I flinched at the dark pink scar that was running down the side of my neck. I’m. Gonna. Kill. That. Bastardd. I splashed some water over my face before heading back to my bed. I don’t think this is the best time to smash Nates face in. Maybe once I’ve had a little sit down. Yeah. Sit down.
Then smash Nates face in.
Then make sure he can never have kids.
And then call the warden.
Sounds good to me.
As I sat down on my bed, praying that the scar would be gone by nightfall, my eyes flicked to the small bedside table. I never paid much notice to the table, only even glancing at it to turn off the lamp.
But now it was different. There was something else on the table.

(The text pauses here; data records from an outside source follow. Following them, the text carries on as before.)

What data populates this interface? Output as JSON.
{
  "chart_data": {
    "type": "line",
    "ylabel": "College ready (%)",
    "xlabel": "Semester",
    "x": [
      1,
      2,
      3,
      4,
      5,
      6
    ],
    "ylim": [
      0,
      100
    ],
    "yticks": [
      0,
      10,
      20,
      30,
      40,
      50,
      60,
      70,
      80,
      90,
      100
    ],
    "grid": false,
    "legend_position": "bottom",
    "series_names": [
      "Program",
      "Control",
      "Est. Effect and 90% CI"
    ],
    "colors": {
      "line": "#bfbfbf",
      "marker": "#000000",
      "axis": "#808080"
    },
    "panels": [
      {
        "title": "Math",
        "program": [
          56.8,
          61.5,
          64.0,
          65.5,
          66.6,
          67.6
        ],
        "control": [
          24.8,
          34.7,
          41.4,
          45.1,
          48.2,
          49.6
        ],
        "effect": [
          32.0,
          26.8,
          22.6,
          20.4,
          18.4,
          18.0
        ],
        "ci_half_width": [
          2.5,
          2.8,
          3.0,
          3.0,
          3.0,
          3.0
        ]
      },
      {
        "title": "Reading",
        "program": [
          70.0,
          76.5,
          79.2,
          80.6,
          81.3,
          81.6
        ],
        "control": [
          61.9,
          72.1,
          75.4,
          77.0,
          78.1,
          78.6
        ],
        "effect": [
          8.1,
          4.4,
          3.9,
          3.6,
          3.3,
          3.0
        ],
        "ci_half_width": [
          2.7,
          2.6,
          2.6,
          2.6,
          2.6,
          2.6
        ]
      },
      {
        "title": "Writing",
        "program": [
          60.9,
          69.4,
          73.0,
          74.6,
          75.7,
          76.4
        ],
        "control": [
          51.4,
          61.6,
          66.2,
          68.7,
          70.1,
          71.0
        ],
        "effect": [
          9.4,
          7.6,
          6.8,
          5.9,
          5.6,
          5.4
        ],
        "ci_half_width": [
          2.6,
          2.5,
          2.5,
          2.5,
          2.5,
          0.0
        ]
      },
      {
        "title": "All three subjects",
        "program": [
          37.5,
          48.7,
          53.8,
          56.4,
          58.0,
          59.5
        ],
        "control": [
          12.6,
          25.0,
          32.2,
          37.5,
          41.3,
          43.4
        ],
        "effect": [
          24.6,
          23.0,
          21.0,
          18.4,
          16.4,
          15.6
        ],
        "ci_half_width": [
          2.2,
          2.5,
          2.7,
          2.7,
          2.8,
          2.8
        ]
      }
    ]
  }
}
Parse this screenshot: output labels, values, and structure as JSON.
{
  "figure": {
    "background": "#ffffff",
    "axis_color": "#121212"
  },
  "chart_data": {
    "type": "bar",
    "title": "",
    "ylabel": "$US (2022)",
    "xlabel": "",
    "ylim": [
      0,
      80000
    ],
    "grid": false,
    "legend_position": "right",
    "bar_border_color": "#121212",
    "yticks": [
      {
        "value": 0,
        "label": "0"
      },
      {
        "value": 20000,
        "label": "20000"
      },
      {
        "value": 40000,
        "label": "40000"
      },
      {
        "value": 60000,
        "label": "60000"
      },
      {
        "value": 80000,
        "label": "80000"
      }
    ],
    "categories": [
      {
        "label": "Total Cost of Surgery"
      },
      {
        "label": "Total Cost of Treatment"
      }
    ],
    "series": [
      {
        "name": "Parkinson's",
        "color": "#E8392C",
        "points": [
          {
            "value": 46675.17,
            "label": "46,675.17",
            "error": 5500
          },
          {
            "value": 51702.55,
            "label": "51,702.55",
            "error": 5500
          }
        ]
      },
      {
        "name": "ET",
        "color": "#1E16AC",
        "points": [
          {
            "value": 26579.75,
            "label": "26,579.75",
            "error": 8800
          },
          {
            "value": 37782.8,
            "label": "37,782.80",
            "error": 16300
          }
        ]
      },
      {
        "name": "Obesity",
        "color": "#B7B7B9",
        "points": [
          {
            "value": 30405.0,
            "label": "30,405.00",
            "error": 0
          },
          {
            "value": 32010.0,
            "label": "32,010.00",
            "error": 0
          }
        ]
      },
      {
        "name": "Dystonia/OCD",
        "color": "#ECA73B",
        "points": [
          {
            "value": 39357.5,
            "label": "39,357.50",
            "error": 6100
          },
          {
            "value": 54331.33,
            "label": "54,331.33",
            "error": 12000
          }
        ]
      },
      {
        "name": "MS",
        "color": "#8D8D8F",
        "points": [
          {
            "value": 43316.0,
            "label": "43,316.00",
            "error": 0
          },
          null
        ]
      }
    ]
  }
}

I picked the envelope up, saying my name as I read the Robbi that was scribbled on the front and ripped it open, causing a small piece of metal to fall into the palm of my hand, as well as a note. Not weird at all...
Robbi,
I know you hate me. But before you go to try to beat the crap outta me (as if you ever could) Or before you go report me to the warden;
Talk to Alex.
I’m not writing this to whine to you bout how I regret what I did last night.
Cause I don’t.
I did what had to be done.
But girl, go talk to Alex. Please.
Nate.
Ps. you owe me big, girl.
What. The. Actual. Fuck.
I owe him big? Yeah coz it aint like he just stabbed me in the neck or anything! Aint like he tried to kill me just last night! Yeah but I owe him big! He is an actual nutter. Oh god.
I re-read the letter, over and over again, trying to decide what to do.
Well, I guess I have to go talk to Alex. Urgh! I’d much rather beat that bastardss face in while I can. But I spose I should talk to Alex. For her though. Not for him.